Again, I'll have to report this to the developers. # fsck /dev/md7p1 fsck from util-linux 2.29.2 ******************************************************************* This is an EXPERIMENTAL version of fsck.reiser4. Read README first. ******************************************************************* Fscking the /dev/md7p1 block device. Will check the consistency of the Reiser4 SuperBlock. Will check the consistency of the Reiser4 FileSystem. Continue? (Yes/No): ***** fsck.reiser4 started at Mon Sep 21 19:30:34 2020 FSCK: /build/reiser4progs-sLVONq/reiser4progs-1.1.0/librepair/backup.c: 505: repair_backup_open: Found backup does not match to the on-disk filesystem metadata. Fatal: Format version (4.0.2) of the partition is greater than format release number (4.0.1) of reiser4progs. Please upgrade reiser4progs and try again. Fatal: Failed to open the format. Fatal: Cannot open the FileSystem on (/dev/md7p1). 1 fatal corruptions were detected in SuperBlock. Run with --build-sb option to fix them. # fsck.reiser4 --build-sb /dev/md7p1 ******************************************************************* This is an EXPERIMENTAL version of fsck.reiser4. Read README first. ******************************************************************* Fscking the /dev/md7p1 block device. Will build the Reiser4 SuperBlock. Will check the consistency of the Reiser4 FileSystem. Continue? (Yes/No): ***** fsck.reiser4 started at Mon Sep 21 19:31:07 2020 FSCK: /build/reiser4progs-sLVONq/reiser4progs-1.1.0/librepair/backup.c: 505: repair_backup_open: Found backup does not match to the on-disk filesystem metadata. Fatal: Format version (4.0.2) of the partition is greater than format release number (4.0.1) of reiser4progs. Please upgrade reiser4progs and try again. Fatal: Failed to open the format. Fatal: Cannot open the FileSystem on (/dev/md7p1). 1 fatal corruptions were detected in SuperBlock. Run with --build-sb option to fix them.
That suggestion to run with --build-sb is incorrect and should be ignored. It is a side-effect of the primary reason (incompatible version of reiser4progs). A fixup in fsck is required..

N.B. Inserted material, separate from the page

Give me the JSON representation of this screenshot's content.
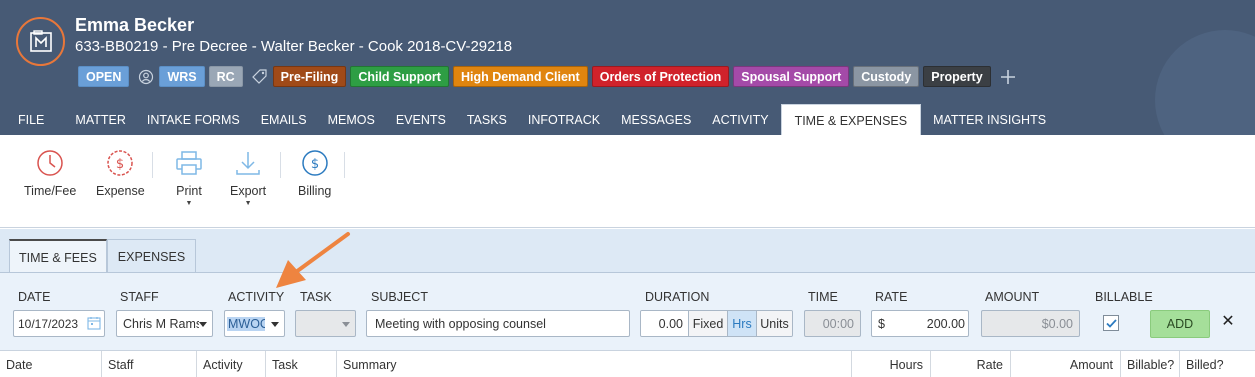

One thing that was quite interesting about this is that the Linux kernel said I needed to upgrade my disk format of reiser 4. Sep 19 04:21:16 Phenom-II-x6 kernel: [ 37.113970][ T2122] Loading Reiser4 (format release: 4.0.2) See www.namesys.com for a description of Reiser4. Sep 19 04:21:16 Phenom-II-x6 kernel: [ 37.132956][ T2121] reiser4: md7p1: found disk format 4.0.2. Sep 19 04:21:16 Phenom-II-x6 kernel: [ 37.133792][ T2121] reiser4: md7p1: use 'fsck.reiser4 --fix' to complete disk format upgrade.

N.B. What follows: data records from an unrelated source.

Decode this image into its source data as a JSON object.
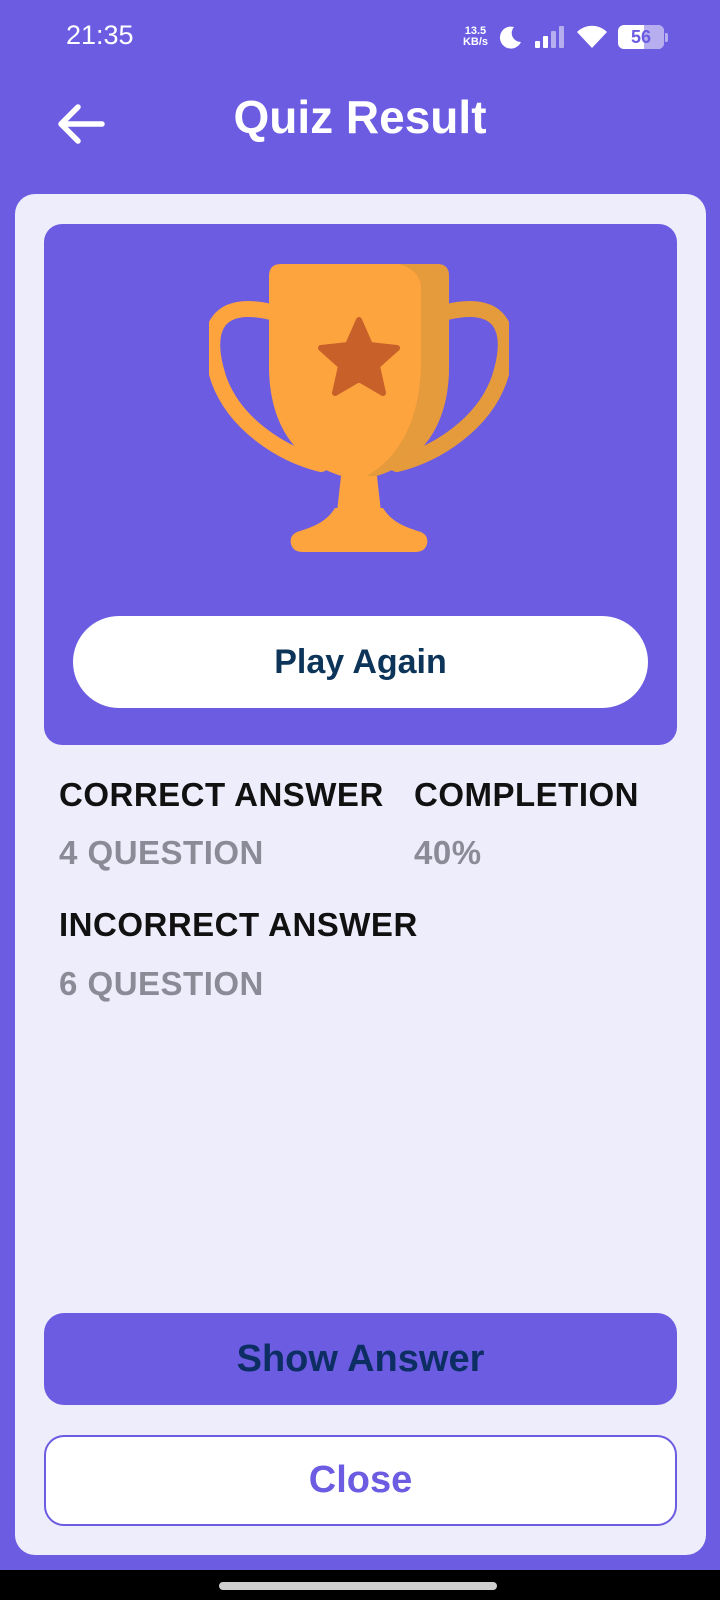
{
  "status_bar": {
    "time": "21:35",
    "net_speed_value": "13.5",
    "net_speed_unit": "KB/s",
    "battery_level": "56",
    "icons": [
      "moon-icon",
      "signal-icon",
      "wifi-icon",
      "battery-icon"
    ]
  },
  "app_bar": {
    "title": "Quiz Result",
    "back_icon": "arrow-left-icon"
  },
  "trophy": {
    "icon": "trophy-icon",
    "play_again_label": "Play Again"
  },
  "stats": {
    "correct_label": "CORRECT ANSWER",
    "correct_value": "4 QUESTION",
    "completion_label": "COMPLETION",
    "completion_value": "40%",
    "incorrect_label": "INCORRECT ANSWER",
    "incorrect_value": "6 QUESTION"
  },
  "actions": {
    "show_answer_label": "Show Answer",
    "close_label": "Close"
  },
  "colors": {
    "primary": "#6b5ce1",
    "card_background": "#eeedfb",
    "trophy_gold": "#fea43f",
    "trophy_shade": "#e59a3c",
    "star": "#c8602a",
    "play_again_text": "#0d3459",
    "muted_value": "#8a8b97"
  }
}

It is expected, since you mounted partition 4.0.1 by reiser4 module 4.0.2. No hurry to complete disk format upgrade. It is needed by fsck only.
IDR If I tried to issue the above recommended command. Overall, after over a decade of development, I had hoped that reiser4 would prove to be a fast, space efficient, and stable FS.
So, as I understand, the only problem is stability? What can I say... We are not enterprise. We are like the upstream vanilla kernel, which can always be corrupted in some configuration under a specific workload, despite 30 years(!) of development history. Motivation to fix bugs is driven mostly by users and their bug reports (similar to ones that you have provided).. I'm a bit
disappointed about the severity and sheer number of bugs that are so easily triggered at both the tooling and FS level. Again, I have the room on 1 HDD to test reiser4 further if you can get to the bottom of these problems.
Thanks again for the report. Once we fix the problem with torrents, we'll let you know.. Edward.